NEW ORLEANS – Ohio State beat Alabama 42-35 in a semifinal of the College Football Playoff in the Sugar Bowl on Thursday night and that was enough.
Enough to send the Buckeyes (13-1) on to the national championship game against Oregon (13-1) on Jan.12 in Dallas.
Enough to set off a celebration on the field and in the stands at the Superdome.
Enough to put an exclamation point on the Big Ten’s statement over the last few days that it can play with anyone.
Enough to indicate the Southeastern Conference’s dominance of college football, which began when Urban Meyer’s 2006 Florida team beat OSU in the national championship game, is over.
It was enough on every count. But Ohio State was so dominant offensively throughout the game and defensively for much of it, that it could have been worse.
The Buckeyes rolled up 537 yards of offense, led by Ezekiel Elliott’s 230 yards rushing, including the decisive score on an 85-yard touchdown run with 3:24 left in the game.
Defensively, they got one score on a 41-yard interception return from a defensive end, Steve Miller, intercepted Crimson Tide quarterback Blake Sims three times and kept Heisman finalist wide receiver Amari Cooper (9 catches, 71 yards, 2 TDs) reasonably in check.
It wasn’t always pretty, like when Alabama took a 21-6 lead halfway through the second quarter.

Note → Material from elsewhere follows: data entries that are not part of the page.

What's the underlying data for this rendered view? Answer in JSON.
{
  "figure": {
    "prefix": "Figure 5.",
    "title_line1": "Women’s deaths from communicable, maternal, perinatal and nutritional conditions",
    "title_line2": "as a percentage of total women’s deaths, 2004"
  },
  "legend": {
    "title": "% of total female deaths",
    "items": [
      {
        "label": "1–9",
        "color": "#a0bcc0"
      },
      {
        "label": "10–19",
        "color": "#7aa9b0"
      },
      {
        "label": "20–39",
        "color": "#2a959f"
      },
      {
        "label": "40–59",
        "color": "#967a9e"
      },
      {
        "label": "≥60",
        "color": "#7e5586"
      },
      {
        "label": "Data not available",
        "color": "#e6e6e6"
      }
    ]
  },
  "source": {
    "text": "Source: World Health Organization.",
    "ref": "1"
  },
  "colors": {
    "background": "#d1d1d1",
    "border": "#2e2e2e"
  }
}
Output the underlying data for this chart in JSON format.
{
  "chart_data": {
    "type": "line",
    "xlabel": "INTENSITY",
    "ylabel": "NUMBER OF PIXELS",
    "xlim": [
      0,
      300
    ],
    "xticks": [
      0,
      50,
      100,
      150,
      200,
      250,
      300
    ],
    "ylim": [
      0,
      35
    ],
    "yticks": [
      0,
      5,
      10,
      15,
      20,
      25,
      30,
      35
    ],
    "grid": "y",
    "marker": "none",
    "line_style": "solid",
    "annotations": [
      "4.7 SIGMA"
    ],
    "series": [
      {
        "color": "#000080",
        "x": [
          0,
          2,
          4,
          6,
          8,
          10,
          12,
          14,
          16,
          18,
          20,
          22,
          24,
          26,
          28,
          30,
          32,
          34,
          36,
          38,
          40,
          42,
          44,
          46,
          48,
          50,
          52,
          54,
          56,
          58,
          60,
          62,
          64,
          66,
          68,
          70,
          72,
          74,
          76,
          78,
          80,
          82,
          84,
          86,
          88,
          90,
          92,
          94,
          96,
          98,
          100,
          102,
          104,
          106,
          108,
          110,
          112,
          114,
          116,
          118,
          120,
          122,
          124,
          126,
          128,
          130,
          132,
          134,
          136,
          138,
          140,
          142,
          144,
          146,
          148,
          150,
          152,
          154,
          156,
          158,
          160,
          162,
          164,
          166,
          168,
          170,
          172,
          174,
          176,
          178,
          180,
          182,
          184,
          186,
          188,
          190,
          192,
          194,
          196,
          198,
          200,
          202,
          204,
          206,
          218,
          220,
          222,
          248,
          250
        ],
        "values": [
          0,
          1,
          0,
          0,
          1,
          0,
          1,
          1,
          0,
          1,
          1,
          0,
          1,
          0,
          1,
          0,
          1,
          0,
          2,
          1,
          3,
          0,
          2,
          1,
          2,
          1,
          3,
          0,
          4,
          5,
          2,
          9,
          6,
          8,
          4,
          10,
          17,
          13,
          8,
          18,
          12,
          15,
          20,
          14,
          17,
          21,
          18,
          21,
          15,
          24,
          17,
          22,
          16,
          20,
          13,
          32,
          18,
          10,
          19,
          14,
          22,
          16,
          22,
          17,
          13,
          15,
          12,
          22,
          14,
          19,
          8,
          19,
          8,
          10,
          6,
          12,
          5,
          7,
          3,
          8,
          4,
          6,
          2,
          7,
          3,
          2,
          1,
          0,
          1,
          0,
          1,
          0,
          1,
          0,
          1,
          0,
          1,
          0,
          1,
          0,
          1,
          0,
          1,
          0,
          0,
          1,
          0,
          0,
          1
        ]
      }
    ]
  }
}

But OSU found a way to reverse course and once it got the lead it never lost it.
“We didn’t play well at times but we found a way to win,” Ohio State coach Urban Meyer said. “I think the Big Ten Conference, the conference we’re part of, certainly showed that it is getting better.”
Meyer called this win “a break through win” and said, “You come to Ohio State to play for championships and win them.”
Alabama has won three national championships since Nick Saban became its coach in 2007, capturing the big trophy in 2009, 2011 and 2012.
So knocking off Alabama, with all those championships and the highest paid coach in college football, meant something extra.
“You look around for a minute and think, ‘Is this really us between the white ropes?’ ” said quarterback Cardale Jones, the former No. 3 quarterback who threw for 243 yards in his second career start.
Ohio State left two touchdowns on the field in the game’s first when it had a first down at Alabama’s 5-yard line and again at its 1-yard line and came away with only two field goals.
When Alabama went up 21-6 on a 2-yard touchdown run by T.J. Yeldon with 8:07 left in the first half, it looked like the No.1-ranked Tide was on the verge of taking control of the game.
But Jones, who struggled early, completed 8 of his last 10 passes in the first half, including a pair of 26-yarders to Jalin Marshall, to help OSU get back to within one point, 21-20 at halftime.
The first of those two scores came on a 3-yard by Elliott and the other was on a trick play where Jalin Marshall took an handoff, pitched the ball to Evan Spencer and he threw a 13-yard touchdown pass to Michael Thomas.
Alabama coach Nick Saban acknowledged that OSU stopped itself as much or more than his team stopped the Buckeyes in the first half.
“We were up 21-6 because of two turnovers and two stops in the red area. So we weren’t really stopping them,” Saban said.
OSU scored the first time it had the ball in the second half on a 47-yard touchdown pass to Devin Smith from Jones. Then Miller’s interception return made it 34-21 with 3:21 left in the third quarter.
Alabama cut the lead to 34-28 in the final minute of the third quarter and the Buckeyes spent much of the fourth quarter defending their lead with their backs pushed up against their own goal line.
Ohio State’s first three possessions in the fourth quarter started on its own 9-yard line, its own 8-yard line and its own 5-yard line. In between the first of those two, OSU dodged big trouble when Vonn Bell intercepted a pass at the 8-yard line after a short punt.
Elliott’s 85-yard run and a two-point conversion pass from Jones to Thomas made it 42-28. But that wasn’t the end of Alabama.
A six yard pass from Blake Sims to Cooper made it 42-35 with 1:59 to play. OSU had to recover an onside kick and couldn’t relax until Tyvis Powell intercepted Sims in the end zone as time ran out.
Elliott was named Offensive Player of the Game and linebacker Darron Lee (2 sacks, 3 tackles for losses) was Defensive Player of the Game.
“It’s truly special. All the hard work paid off,” senior tight end Jeff Heuerman said.
Senior defensive lineman Michael Bennett said, “People doubted us all year and every week we’d come out to play and we worked our butts off and believed in ourselves and it all worked out.”
Oregon rolled over defending national champion Florida State 59-20 in the other semifinal.
When Meyer heard that score for the first time during his postgame press conference, he smiled and said, “I’ve got to go. We’ve got to get ready for that one.”
Based on its last two games, being ready shouldn’t be a worry for Ohio State.